July 10, 2020
AliExpress WW
Buchanan: Can We Coexist With Asia's Communists?

Buchanan: Can We Coexist With Asia’s Communists?

AliExpress WW

Posted by Patrick Buchanan via Buchanan.org,

AliExpress WW

On Wednesday, Secretary of State Mike Pompeo met at the Hikam Air Base in Hawaii for seven hours with Yang Jiechi, the chief architect of Chinese foreign policy.

These two had something to talk about.

According to The Washington Post, The “bitterly controversial relationship” between our two countries “reached its lowest point in almost half a century.”

Since Nixon left for China, relations have not been so bad.

Earlier this week, Chinese and Indian soldiers fought with stones, sticks and clubs. along the line of the Himalayan truce, which dates back to their 1962 war. Twenty Indian soldiers died, some of them crossing a cliff into an ice river in a battle with the largest casualties between Asian giants in decades.

Among the questions that the Chinese undoubtedly raise with Pompeo are the growing bipartisan slander against China and its ruling Communist Party by US politicians as they approach November.

The United States puts China in the dock for hiding information about the coronavirus virus until it spreads, lies about it, and then allows Wuhan residents to travel the outside world, isolating them inside China.
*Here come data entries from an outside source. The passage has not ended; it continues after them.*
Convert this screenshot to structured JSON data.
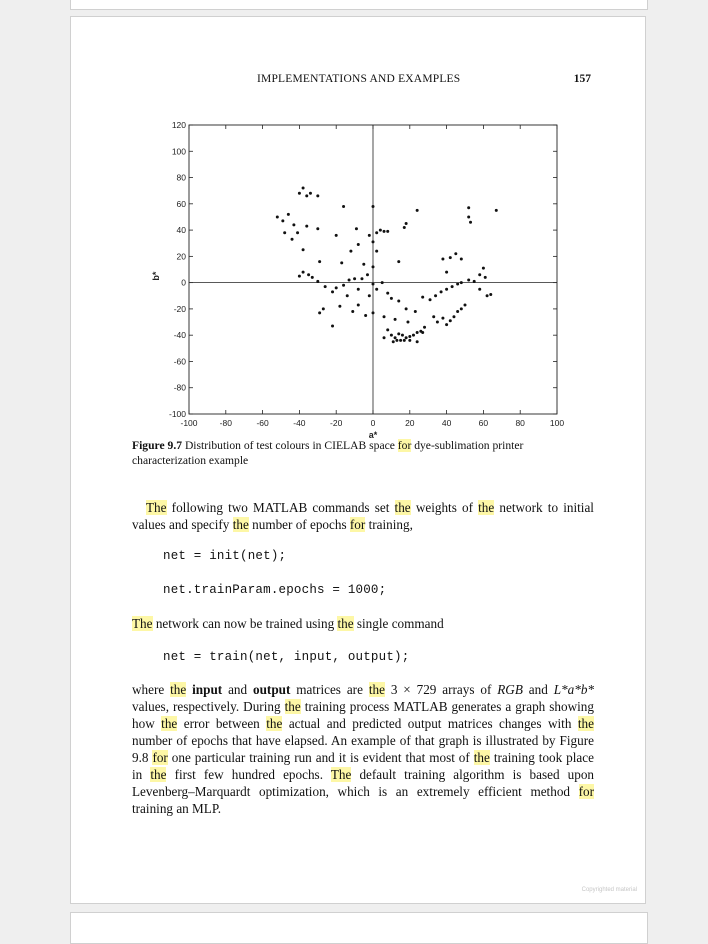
{
  "page": {
    "running_head": "IMPLEMENTATIONS AND EXAMPLES",
    "page_number": "157",
    "copyright": "Copyrighted material"
  },
  "figure": {
    "caption_label": "Figure 9.7",
    "caption_text": "Distribution of test colours in CIELAB space for dye-sublimation printer characterization example"
  },
  "chart_data": {
    "type": "scatter",
    "xlabel": "a*",
    "ylabel": "b*",
    "xlim": [
      -100,
      100
    ],
    "ylim": [
      -100,
      120
    ],
    "xticks": [
      -100,
      -80,
      -60,
      -40,
      -20,
      0,
      20,
      40,
      60,
      80,
      100
    ],
    "yticks": [
      -100,
      -80,
      -60,
      -40,
      -20,
      0,
      20,
      40,
      60,
      80,
      100,
      120
    ],
    "grid": false,
    "series": [
      {
        "points": [
          [
            -40,
            68
          ],
          [
            -38,
            72
          ],
          [
            -36,
            66
          ],
          [
            -34,
            68
          ],
          [
            -30,
            66
          ],
          [
            -16,
            58
          ],
          [
            0,
            58
          ],
          [
            24,
            55
          ],
          [
            67,
            55
          ],
          [
            52,
            57
          ],
          [
            -52,
            50
          ],
          [
            -49,
            47
          ],
          [
            -46,
            52
          ],
          [
            -43,
            44
          ],
          [
            -41,
            38
          ],
          [
            -36,
            43
          ],
          [
            -30,
            41
          ],
          [
            -9,
            41
          ],
          [
            2,
            38
          ],
          [
            4,
            40
          ],
          [
            6,
            39
          ],
          [
            8,
            39
          ],
          [
            17,
            42
          ],
          [
            18,
            45
          ],
          [
            52,
            50
          ],
          [
            53,
            46
          ],
          [
            -48,
            38
          ],
          [
            -44,
            33
          ],
          [
            -20,
            36
          ],
          [
            -12,
            24
          ],
          [
            -8,
            29
          ],
          [
            -2,
            36
          ],
          [
            0,
            31
          ],
          [
            2,
            24
          ],
          [
            -38,
            25
          ],
          [
            -29,
            16
          ],
          [
            -17,
            15
          ],
          [
            -5,
            14
          ],
          [
            0,
            12
          ],
          [
            14,
            16
          ],
          [
            38,
            18
          ],
          [
            42,
            19
          ],
          [
            45,
            22
          ],
          [
            48,
            18
          ],
          [
            60,
            11
          ],
          [
            -40,
            5
          ],
          [
            -38,
            8
          ],
          [
            -35,
            6
          ],
          [
            -33,
            4
          ],
          [
            -30,
            1
          ],
          [
            -26,
            -3
          ],
          [
            -22,
            -7
          ],
          [
            -20,
            -4
          ],
          [
            -16,
            -2
          ],
          [
            -13,
            2
          ],
          [
            -10,
            3
          ],
          [
            -8,
            -5
          ],
          [
            -6,
            3
          ],
          [
            -3,
            6
          ],
          [
            0,
            -1
          ],
          [
            2,
            -5
          ],
          [
            -2,
            -10
          ],
          [
            -14,
            -10
          ],
          [
            -18,
            -18
          ],
          [
            -11,
            -22
          ],
          [
            -27,
            -20
          ],
          [
            -29,
            -23
          ],
          [
            -22,
            -33
          ],
          [
            5,
            0
          ],
          [
            8,
            -8
          ],
          [
            10,
            -12
          ],
          [
            14,
            -14
          ],
          [
            18,
            -20
          ],
          [
            23,
            -22
          ],
          [
            6,
            -26
          ],
          [
            12,
            -28
          ],
          [
            19,
            -30
          ],
          [
            -4,
            -25
          ],
          [
            -8,
            -17
          ],
          [
            0,
            -23
          ],
          [
            27,
            -11
          ],
          [
            31,
            -13
          ],
          [
            34,
            -10
          ],
          [
            37,
            -7
          ],
          [
            40,
            -5
          ],
          [
            43,
            -3
          ],
          [
            46,
            -1
          ],
          [
            48,
            0
          ],
          [
            52,
            2
          ],
          [
            55,
            1
          ],
          [
            58,
            -5
          ],
          [
            62,
            -10
          ],
          [
            64,
            -9
          ],
          [
            61,
            4
          ],
          [
            40,
            8
          ],
          [
            58,
            6
          ],
          [
            33,
            -26
          ],
          [
            35,
            -30
          ],
          [
            38,
            -27
          ],
          [
            40,
            -32
          ],
          [
            42,
            -29
          ],
          [
            44,
            -26
          ],
          [
            46,
            -22
          ],
          [
            48,
            -20
          ],
          [
            50,
            -17
          ],
          [
            28,
            -34
          ],
          [
            24,
            -38
          ],
          [
            22,
            -40
          ],
          [
            20,
            -41
          ],
          [
            18,
            -42
          ],
          [
            16,
            -40
          ],
          [
            14,
            -39
          ],
          [
            12,
            -42
          ],
          [
            10,
            -40
          ],
          [
            8,
            -36
          ],
          [
            6,
            -42
          ],
          [
            11,
            -45
          ],
          [
            13,
            -44
          ],
          [
            15,
            -44
          ],
          [
            17,
            -44
          ],
          [
            20,
            -44
          ],
          [
            24,
            -45
          ],
          [
            26,
            -37
          ],
          [
            27,
            -38
          ]
        ]
      }
    ]
  },
  "body": {
    "p1": [
      {
        "t": "The",
        "hl": true
      },
      {
        "t": " following two MATLAB commands set "
      },
      {
        "t": "the",
        "hl": true
      },
      {
        "t": " weights of "
      },
      {
        "t": "the",
        "hl": true
      },
      {
        "t": " network to initial values and specify "
      },
      {
        "t": "the",
        "hl": true
      },
      {
        "t": " number of epochs "
      },
      {
        "t": "for",
        "hl": true
      },
      {
        "t": " training,"
      }
    ],
    "code1": "net = init(net);",
    "code2": "net.trainParam.epochs = 1000;",
    "p2": [
      {
        "t": "The",
        "hl": true
      },
      {
        "t": " network can now be trained using "
      },
      {
        "t": "the",
        "hl": true
      },
      {
        "t": " single command"
      }
    ],
    "code3": "net = train(net, input, output);",
    "p3": [
      {
        "t": "where "
      },
      {
        "t": "the",
        "hl": true
      },
      {
        "t": " "
      },
      {
        "t": "input",
        "b": true
      },
      {
        "t": " and "
      },
      {
        "t": "output",
        "b": true
      },
      {
        "t": " matrices are "
      },
      {
        "t": "the",
        "hl": true
      },
      {
        "t": " 3 × 729 arrays of "
      },
      {
        "t": "RGB",
        "i": true
      },
      {
        "t": " and "
      },
      {
        "t": "L*a*b*",
        "i": true
      },
      {
        "t": " values, respectively. During "
      },
      {
        "t": "the",
        "hl": true
      },
      {
        "t": " training process MATLAB generates a graph showing how "
      },
      {
        "t": "the",
        "hl": true
      },
      {
        "t": " error between "
      },
      {
        "t": "the",
        "hl": true
      },
      {
        "t": " actual and predicted output matrices changes with "
      },
      {
        "t": "the",
        "hl": true
      },
      {
        "t": " number of epochs that have elapsed. An example of that graph is illustrated by Figure 9.8 "
      },
      {
        "t": "for",
        "hl": true
      },
      {
        "t": " one particular training run and it is evident that most of "
      },
      {
        "t": "the",
        "hl": true
      },
      {
        "t": " training took place in "
      },
      {
        "t": "the",
        "hl": true
      },
      {
        "t": " first few hundred epochs. "
      },
      {
        "t": "The",
        "hl": true
      },
      {
        "t": " default training algorithm is based upon Levenberg–Marquardt optimization, which is an extremely efficient method "
      },
      {
        "t": "for",
        "hl": true
      },
      {
        "t": " training an MLP."
      }
    ]
  }
}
It has become a good policy in America to be tough with China.

There are many reasons.

  • Among them, a huge trade deficit with China, which led to America’s historical de-industrializationThe emergence of China as the world’s first industrial power and the dependence of the United States on Chinese imports for the vital needs of our national life.

  • Then there is systematic theft of intellectual property from US companies in China and Beijing posting thousands of spy students in US colleges and universities to steal security secrets.

  • Then there is suppression of christianitydenial of the rights of Tibetans and the opening of an archipelago of concentration camps in western China to “re-educate” Muslim Uighurs and Kazakhs with the goal of turning them into more loyal and obedient subjects.

  • Among the strategic problems of Pompeo: Chinese fortification of islets, rocks and reefs in the South China Sea and the use of its warships to expel Vietnamese, Malaysian, Indonesian and Filipino fishing vessels from their own territorial waters, which China now claims.

  • Another concern for Pompeo: China’s buildup of medium- and medium-range ballistic missiles, a nuclear arsenal that is not contained or not covered by the Cold War arms agreements between Russia and the United States.

  • Then there were those provocative flights of a Chinese aircraft carrier through the Taiwan Strait to intimidate Taipei and show Beijing’s hostility towards recently re-elected U.S. supporters. government on the island.

  • Finally, restrictions on the freedoms enjoyed by the people of Hong Kong are growing in China in accordance with the Basic Law agreed upon with the United Kingdom when the territory was returned to Beijing in 1997.

Also on the menu at Hickam was almost certainly new militancy from Pyongyang. This week, the North Region blew up a building in Qaesong, right in North Korea, where bilateral peace talks were ongoing between the two Koreas. With the explosion, there were threats from the north to send troops back to the positions that they had liberated along the DMZ.

The rhetoric of the North against South Korean President Moon Jae-in, emanating from the 32-year-old sister of North Korean dictator Kim Jong-un, the rising star of the Kim Yo Jong regime, is heating up.

In a statement this week, Kim Yong Jong ridiculed the moon as an American lackey:

“We are firmly convinced that it is no longer possible to discuss North-South relations with such a slave partner who deals only with shame and suicide, saturated with deep-rooted failure.”

North Korean state-owned media published photos of the destruction of the joint liaison office. Pyongyang closes ties with Seoul, and the frustrated South seems to be growing and reciprocating.

The situation between the North and the South seems dead, and President Trump’s special relationship with Kim Jong-Un may not be far behind.

Rumors have been circulating about the resumption of nuclear weapons and long-range missile tests by the North, the suspension of which was one of Trump’s diplomatic achievements.

Whether Trump’s cherished trade deal with China can survive the growing icing between the two countries is still unknown.

The Chinese seem to be saying with their actions against India, Vietnam, Malaysia, Indonesia, the Philippines, Taiwan, Australia, Hong Kong and Japan – this is what: your American friends and allies yesterday. We are tomorrow. The future of Asia belongs to us. Deal with it!

No one should want a hot war or a new cold war with China or North Korea.

But if Trump relies on his special relationship with Kim Jong-un and Xi Jinping, his trade deal with China and his commitment to Kim to give up nuclear weapons for recognition, trade and help, he will have to think again.

In the foreseeable future, communist militancy from Beijing and Pyongyang seems on the cards, if not worse.